Jordan Spieth shoots quadruple-bogey on 12th hole at Masters

AUGUSTA, Ga. -- Jack Nicklaus once called it "the most dangerous par-3 in the game,'' and Jordan Spieth discovered that the hard way Sunday afternoon and it cost him the Masters.

Seemingly cruising to a second straight green jacket at Augusta National, Spieth knocked two balls into Rae's Creek in front of the par-3 12th hole and saw a 1-shot lead turn into a 3-shot deficit.

Spieth finished tied for second with Lee Westwood three shots back of champion Danny Willett, who posted a bogey-free 5-under 67 in the final round.

"Big picture? This one will hurt," Spieth said.

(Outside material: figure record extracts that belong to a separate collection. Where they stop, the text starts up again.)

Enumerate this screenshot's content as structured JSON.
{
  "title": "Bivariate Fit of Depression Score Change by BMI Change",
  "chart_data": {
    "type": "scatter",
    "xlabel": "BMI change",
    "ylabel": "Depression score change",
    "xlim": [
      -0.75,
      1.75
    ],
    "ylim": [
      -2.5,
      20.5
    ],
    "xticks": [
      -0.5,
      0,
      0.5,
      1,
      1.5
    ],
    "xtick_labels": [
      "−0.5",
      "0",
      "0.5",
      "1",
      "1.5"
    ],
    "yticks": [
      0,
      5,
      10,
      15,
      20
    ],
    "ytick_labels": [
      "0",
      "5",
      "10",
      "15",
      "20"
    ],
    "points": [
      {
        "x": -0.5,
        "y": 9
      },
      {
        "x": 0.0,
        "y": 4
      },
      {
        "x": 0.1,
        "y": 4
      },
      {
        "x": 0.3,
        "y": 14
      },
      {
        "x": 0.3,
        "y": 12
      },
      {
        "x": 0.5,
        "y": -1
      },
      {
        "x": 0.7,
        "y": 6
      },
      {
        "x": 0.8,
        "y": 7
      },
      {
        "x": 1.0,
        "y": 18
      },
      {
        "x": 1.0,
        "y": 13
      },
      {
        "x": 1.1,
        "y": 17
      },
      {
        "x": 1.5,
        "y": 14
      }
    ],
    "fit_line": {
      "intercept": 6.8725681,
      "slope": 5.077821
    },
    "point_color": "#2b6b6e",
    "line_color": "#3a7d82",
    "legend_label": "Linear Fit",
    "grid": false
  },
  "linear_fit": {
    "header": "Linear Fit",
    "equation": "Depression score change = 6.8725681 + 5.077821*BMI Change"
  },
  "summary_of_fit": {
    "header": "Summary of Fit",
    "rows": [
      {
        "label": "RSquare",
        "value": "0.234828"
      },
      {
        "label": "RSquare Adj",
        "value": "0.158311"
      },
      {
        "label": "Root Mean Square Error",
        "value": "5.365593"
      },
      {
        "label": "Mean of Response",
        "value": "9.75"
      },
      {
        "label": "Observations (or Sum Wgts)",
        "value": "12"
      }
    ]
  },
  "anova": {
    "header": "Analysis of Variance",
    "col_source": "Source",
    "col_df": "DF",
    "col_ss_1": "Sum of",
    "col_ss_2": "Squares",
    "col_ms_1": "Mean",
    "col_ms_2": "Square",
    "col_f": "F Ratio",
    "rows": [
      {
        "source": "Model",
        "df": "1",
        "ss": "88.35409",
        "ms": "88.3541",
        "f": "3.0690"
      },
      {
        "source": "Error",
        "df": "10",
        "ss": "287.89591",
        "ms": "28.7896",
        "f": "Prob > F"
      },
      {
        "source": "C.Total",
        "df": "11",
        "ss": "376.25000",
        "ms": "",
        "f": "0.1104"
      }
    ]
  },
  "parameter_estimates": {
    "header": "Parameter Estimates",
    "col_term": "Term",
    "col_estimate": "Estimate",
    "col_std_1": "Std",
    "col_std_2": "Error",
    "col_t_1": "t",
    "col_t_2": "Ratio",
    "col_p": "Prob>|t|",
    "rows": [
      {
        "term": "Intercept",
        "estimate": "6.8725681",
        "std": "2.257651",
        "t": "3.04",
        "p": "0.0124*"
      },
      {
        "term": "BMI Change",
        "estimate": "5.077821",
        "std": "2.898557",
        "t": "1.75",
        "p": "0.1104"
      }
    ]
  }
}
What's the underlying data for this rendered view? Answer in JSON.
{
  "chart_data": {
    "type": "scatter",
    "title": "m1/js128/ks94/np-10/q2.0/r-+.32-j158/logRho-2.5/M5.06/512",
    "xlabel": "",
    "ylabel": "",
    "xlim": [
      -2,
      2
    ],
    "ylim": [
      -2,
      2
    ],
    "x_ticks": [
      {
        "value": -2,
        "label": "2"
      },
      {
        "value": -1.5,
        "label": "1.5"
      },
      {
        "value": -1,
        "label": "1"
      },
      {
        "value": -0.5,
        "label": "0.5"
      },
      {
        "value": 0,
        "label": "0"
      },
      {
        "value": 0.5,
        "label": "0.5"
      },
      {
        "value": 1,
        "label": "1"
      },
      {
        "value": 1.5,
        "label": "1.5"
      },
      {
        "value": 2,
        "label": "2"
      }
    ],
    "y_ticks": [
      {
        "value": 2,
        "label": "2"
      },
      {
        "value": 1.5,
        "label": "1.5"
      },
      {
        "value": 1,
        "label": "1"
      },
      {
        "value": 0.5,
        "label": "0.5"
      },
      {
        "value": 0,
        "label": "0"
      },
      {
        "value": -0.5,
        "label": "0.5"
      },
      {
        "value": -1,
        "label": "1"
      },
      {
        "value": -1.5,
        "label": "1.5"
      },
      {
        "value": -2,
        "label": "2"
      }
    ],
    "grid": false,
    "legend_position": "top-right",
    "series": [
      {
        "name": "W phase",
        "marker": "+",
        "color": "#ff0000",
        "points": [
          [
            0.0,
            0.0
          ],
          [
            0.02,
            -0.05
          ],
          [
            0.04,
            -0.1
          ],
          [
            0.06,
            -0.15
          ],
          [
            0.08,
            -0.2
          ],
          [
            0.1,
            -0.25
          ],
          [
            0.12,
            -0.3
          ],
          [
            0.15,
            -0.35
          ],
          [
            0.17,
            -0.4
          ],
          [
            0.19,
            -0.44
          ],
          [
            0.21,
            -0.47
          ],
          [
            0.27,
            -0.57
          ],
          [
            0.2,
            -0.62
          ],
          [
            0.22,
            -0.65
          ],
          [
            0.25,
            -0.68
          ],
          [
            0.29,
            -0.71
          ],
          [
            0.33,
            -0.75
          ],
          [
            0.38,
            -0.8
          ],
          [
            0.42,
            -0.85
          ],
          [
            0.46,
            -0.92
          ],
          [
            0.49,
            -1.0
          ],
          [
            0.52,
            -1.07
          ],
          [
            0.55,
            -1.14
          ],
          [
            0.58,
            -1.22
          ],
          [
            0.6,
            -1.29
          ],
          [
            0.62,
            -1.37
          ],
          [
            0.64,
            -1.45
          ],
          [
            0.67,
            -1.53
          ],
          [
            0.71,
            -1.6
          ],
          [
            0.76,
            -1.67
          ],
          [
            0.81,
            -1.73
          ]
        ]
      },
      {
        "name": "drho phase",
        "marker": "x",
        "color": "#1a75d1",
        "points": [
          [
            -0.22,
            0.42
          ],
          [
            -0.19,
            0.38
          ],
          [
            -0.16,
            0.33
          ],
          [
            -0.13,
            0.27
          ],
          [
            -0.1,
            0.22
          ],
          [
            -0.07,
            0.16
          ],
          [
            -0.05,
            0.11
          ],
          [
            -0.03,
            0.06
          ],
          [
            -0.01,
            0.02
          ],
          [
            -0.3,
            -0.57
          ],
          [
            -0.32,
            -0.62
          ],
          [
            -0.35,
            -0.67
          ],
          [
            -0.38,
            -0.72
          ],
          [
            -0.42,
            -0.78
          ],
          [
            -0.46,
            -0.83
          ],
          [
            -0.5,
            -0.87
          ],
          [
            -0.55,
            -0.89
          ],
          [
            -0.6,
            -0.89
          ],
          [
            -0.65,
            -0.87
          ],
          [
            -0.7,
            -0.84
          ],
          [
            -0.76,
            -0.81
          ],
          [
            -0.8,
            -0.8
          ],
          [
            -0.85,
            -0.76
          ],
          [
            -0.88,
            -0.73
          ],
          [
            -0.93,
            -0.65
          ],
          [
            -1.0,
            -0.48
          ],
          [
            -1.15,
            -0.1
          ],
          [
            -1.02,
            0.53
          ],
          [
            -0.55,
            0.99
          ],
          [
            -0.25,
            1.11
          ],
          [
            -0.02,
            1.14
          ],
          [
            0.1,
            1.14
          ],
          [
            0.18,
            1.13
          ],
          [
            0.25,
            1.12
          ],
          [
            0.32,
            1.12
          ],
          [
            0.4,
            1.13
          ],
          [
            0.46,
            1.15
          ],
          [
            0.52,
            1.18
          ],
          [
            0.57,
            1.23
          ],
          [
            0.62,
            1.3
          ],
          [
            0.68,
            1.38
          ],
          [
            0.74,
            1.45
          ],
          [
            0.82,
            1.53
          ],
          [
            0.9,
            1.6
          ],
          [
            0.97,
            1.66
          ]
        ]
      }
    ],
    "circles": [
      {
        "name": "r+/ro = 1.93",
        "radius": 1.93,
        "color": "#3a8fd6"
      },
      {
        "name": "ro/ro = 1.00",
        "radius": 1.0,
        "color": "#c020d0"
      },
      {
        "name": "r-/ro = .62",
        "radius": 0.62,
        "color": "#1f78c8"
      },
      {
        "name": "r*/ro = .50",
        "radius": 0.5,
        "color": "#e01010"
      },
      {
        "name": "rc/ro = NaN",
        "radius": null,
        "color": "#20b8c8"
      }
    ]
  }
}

Spieth, the defending champion who led by five shots when he made the turn, made a quadruple-bogey 7 at the 12th. His tee shot came up short in the water, and then he failed to get his wedge shot from a drop zone onto the green. After another drop, he hit his 5th shot into the back bunker, from where he got up and down for a 7.

"It was a lack of discipline to hit it over the bunker coming off two bogeys, instead of recognizing I was still leading the Masters," Spieth explained.

"It was a really tough 30 minutes for me that hopefully I never experience again," Spieth said.

Nicklaus was one of many who took to Twitter to talk about Spieth's Sunday afternoon unraveling.

"I think the whole golfing world feels for Jordan Spieth," Nicklaus said in a statement shared on social media.

"My heart goes out to him for what happened, but I know that Jordan is a young man who will certainly learn from this experience and there will be some good that comes out of this for him. He's a wonderful talent and a wonderful young man," Nicklaus said.

Willett, who wasn't certain to tee it up in the Masters until his wife, Nicole, gave birth early in the week prior to the tournament, took the lead with birdies at the 13th and 14th holes before earning his first major victory.

The 12th has been home to plenty of misery over the years. Tom Weiskopf made the highest score in Masters history at the hole when he shot a 13 in 1980. Arnold Palmer found the same creek in 1959, and it cost him a shot at a second consecutive victory.

Perhaps the most notorious Masters meltdown was that of Greg Norman, which occurred 20 years ago. As part of squandering a 6-shot advantage at the 1996 tournament, Norman found the water on No. 12.

Willett became the first Englishman to win the Masters since Nick Faldo capitalized on Norman's collapse in 1996.